CALGARY -- In a field on the outskirts of Sarnia, Ont., there's a big blue wheel surrounded by a chain-link fence.
Attached to the fence and nailed to a nearby wooden post is a warning: high pressure petroleum pipeline.
Early one December morning, a trio of anti-pipeline activists managed to get to the other side of the fence. Photos show them smiling broadly as they turned the wheel, to which they then locked themselves.
While the incident caused no injuries or significant service disruptions, the owner of the pipeline -- the newly reversed and expanded Line 9 between southwestern Ontario and Montreal -- said that incident and others have raised "serious concerns."
"Enbridge sites are locked, secured and monitored for the safety of people and the environment. As with any vital infrastructure or service, they can be made dangerous if tampered with or sabotaged," said Graham White, a spokesman for Calgary-based firm Enbridge Inc. (TSX:ENB).

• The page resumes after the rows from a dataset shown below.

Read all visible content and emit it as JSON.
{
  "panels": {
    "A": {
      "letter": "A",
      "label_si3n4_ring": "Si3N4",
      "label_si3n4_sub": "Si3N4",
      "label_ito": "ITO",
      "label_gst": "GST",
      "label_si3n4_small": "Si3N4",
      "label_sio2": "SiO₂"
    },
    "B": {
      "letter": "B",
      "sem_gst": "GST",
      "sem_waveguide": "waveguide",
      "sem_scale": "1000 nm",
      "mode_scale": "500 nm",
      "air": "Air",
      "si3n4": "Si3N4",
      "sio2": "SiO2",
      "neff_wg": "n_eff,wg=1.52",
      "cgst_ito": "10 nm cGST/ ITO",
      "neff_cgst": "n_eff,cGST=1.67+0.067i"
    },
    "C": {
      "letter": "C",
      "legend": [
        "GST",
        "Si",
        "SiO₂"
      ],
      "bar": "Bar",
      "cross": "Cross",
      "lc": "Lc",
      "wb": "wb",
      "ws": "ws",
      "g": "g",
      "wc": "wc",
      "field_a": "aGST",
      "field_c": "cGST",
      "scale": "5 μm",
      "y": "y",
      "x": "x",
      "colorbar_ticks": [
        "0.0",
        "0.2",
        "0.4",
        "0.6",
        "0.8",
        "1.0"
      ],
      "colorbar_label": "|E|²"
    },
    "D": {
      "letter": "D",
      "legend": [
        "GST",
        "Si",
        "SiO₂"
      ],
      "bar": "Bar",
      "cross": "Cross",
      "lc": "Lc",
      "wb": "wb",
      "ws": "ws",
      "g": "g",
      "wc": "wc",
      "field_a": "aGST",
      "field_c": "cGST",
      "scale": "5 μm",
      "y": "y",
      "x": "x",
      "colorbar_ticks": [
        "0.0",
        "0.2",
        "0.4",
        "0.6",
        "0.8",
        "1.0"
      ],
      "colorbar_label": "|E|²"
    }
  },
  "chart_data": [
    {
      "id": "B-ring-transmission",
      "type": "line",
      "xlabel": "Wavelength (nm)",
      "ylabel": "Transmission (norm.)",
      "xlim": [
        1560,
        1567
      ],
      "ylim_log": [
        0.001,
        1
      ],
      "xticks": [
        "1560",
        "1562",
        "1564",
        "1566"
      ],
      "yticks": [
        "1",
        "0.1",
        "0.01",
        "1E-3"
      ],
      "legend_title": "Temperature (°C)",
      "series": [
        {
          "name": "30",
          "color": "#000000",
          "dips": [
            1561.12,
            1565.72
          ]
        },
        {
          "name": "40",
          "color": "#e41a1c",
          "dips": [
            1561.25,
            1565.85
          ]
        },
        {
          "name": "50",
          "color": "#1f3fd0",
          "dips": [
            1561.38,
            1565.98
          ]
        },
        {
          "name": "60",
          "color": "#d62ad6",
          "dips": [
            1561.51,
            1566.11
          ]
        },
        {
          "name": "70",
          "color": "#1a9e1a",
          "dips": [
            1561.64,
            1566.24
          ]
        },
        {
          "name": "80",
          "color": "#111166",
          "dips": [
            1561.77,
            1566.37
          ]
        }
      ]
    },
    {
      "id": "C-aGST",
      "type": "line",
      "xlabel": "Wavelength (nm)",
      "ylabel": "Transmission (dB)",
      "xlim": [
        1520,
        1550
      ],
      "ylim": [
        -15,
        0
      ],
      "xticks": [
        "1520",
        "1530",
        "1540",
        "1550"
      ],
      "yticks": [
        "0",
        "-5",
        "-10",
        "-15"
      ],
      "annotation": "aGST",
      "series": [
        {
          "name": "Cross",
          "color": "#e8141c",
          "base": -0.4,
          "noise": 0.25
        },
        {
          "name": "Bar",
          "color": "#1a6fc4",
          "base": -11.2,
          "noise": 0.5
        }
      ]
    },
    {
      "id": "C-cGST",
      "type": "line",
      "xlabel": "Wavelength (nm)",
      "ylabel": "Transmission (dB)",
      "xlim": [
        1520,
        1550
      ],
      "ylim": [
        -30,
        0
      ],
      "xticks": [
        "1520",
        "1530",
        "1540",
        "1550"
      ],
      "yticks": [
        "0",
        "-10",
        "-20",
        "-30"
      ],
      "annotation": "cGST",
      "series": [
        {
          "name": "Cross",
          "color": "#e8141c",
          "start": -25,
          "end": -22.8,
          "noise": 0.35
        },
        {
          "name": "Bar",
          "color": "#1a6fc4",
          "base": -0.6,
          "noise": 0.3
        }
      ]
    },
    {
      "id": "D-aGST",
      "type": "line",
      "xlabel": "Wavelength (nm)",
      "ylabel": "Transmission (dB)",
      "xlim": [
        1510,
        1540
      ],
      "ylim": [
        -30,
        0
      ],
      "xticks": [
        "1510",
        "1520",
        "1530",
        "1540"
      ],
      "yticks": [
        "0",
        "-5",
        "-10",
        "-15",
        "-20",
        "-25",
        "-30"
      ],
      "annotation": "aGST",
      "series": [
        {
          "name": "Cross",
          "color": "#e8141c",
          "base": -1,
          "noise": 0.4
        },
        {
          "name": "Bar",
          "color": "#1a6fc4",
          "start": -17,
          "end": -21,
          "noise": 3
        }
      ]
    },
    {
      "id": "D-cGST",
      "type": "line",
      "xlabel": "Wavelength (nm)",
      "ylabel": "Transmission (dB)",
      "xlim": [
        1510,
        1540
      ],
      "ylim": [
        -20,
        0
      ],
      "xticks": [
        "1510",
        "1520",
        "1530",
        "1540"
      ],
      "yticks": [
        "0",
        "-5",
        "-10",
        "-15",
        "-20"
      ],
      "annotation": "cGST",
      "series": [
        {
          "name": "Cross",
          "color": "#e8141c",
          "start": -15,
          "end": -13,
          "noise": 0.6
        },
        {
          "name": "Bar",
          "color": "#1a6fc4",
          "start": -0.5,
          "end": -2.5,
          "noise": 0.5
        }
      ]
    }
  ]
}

"We are assessing and employing various additional, permanent measures to enhance our security and safety at these sites to help prevent these types of tampering activities in the future. As part of ensuring the effectiveness of these measures, we will not provide details or discuss them publicly."
Lindsay Gray, speaking on behalf of the "land defenders" in an interview on the day of the Sarnia protest, said there wasn't much stopping them.

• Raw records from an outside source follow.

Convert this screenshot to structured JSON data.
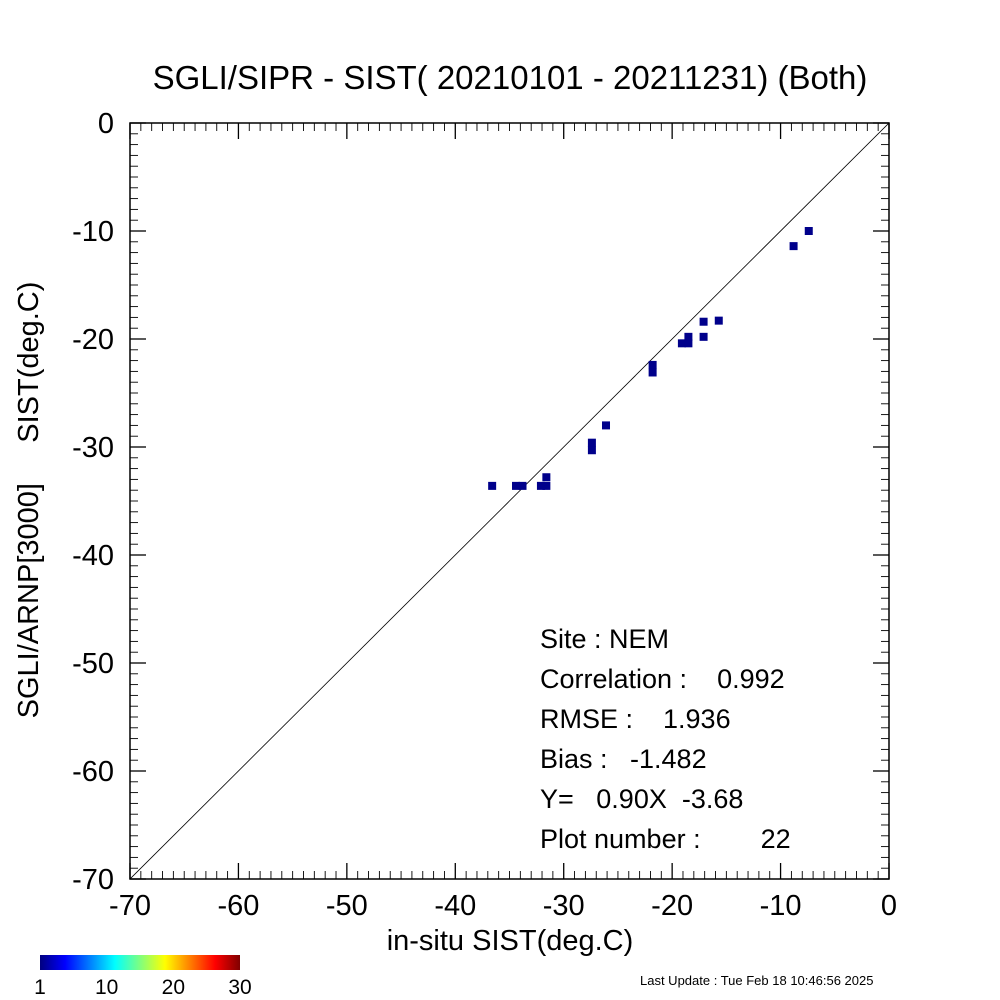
{
  "chart_data": {
    "type": "scatter",
    "title": "SGLI/SIPR - SIST( 20210101 - 20211231) (Both)",
    "xlabel": "in-situ SIST(deg.C)",
    "ylabel": "SGLI/ARNP[3000]     SIST(deg.C)",
    "xlim": [
      -70,
      0
    ],
    "ylim": [
      -70,
      0
    ],
    "xticks": [
      -70,
      -60,
      -50,
      -40,
      -30,
      -20,
      -10,
      0
    ],
    "yticks": [
      -70,
      -60,
      -50,
      -40,
      -30,
      -20,
      -10,
      0
    ],
    "minor_ticks_per_major": 10,
    "grid": false,
    "reference_line": "1:1",
    "point_color": "#00008b",
    "points": [
      {
        "x": -36.6,
        "y": -33.6
      },
      {
        "x": -34.4,
        "y": -33.6
      },
      {
        "x": -33.8,
        "y": -33.6
      },
      {
        "x": -32.1,
        "y": -33.6
      },
      {
        "x": -31.6,
        "y": -33.6
      },
      {
        "x": -31.6,
        "y": -32.8
      },
      {
        "x": -27.4,
        "y": -29.6
      },
      {
        "x": -27.4,
        "y": -30.3
      },
      {
        "x": -26.1,
        "y": -28.0
      },
      {
        "x": -21.8,
        "y": -22.4
      },
      {
        "x": -21.8,
        "y": -23.1
      },
      {
        "x": -19.1,
        "y": -20.4
      },
      {
        "x": -18.5,
        "y": -19.8
      },
      {
        "x": -18.5,
        "y": -20.4
      },
      {
        "x": -17.1,
        "y": -18.4
      },
      {
        "x": -17.1,
        "y": -19.8
      },
      {
        "x": -15.7,
        "y": -18.3
      },
      {
        "x": -8.8,
        "y": -11.4
      },
      {
        "x": -7.4,
        "y": -10.0
      }
    ],
    "stats": {
      "site": "Site : NEM",
      "correlation": "Correlation :    0.992",
      "rmse": "RMSE :    1.936",
      "bias": "Bias :   -1.482",
      "equation": "Y=   0.90X  -3.68",
      "plot_number": "Plot number :        22"
    },
    "colorbar": {
      "colors": [
        "#00007f",
        "#0000ff",
        "#007fff",
        "#00ffff",
        "#7fff7f",
        "#ffff00",
        "#ff7f00",
        "#ff0000",
        "#7f0000"
      ],
      "ticks": [
        "1",
        "10",
        "20",
        "30"
      ]
    }
  },
  "footer": {
    "last_update": "Last Update : Tue Feb 18 10:46:56 2025"
  }
}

"Anyone could have done this," she said. "Anyone."
Line 9 was offline for about 90 minutes while the protesters were removed from the site and Enbridge inspected the line for damage. Though the protesters took credit for the shutdown, Enbridge says the line was shut off remotely from its control room.
There was a similar disruption two weeks earlier on another segment on Line 9 in Quebec. And then in early January, Enbridge's Line 7 near Cambridge, Ont., was shut down due to sabotage.
Kelly Sundberg, an associate professor at Mount Royal University who specializes in environmental crime, shakes his head at those tactics.
"It's just so dangerous," he said. "They risk causing damage to the line. There are so many possible negative outcomes that could come both from a security perspective, but also from an environmental damage perspective."
On that score, Gray retorted: "Every second that it's flowing, we're in danger."
Martin Rudner, professor emeritus at Carleton University who is an expert in security and critical infrastructure, said the industry has a variety of measures in place to secure their sites and respond when they are breached -- and generally they seem to be working.
"It's hard to make an overall judgment, but I think the best way to judge it is the fact that no major interruption has taken place," he said.
But, he said: "Needless to say, they can't be everywhere all the time."
Many companies hire security guards to patrol sites, but Rudner said the use of drones could be a much more effective approach -- though there are regulatory hurdles to that.
Warren Mabee, director of the Institute for Energy and Environmental Policy at Queen's University, said he sees the rash of pipeline tampering as a "blip," with the anti-pipeline movement emboldened by recent wins like the U.S. rejection of the Keystone XL project.
"It's not a good tactic. I think that it backfires because I think that the broad public, although they may not like the pipeline, they see that as beyond the pale."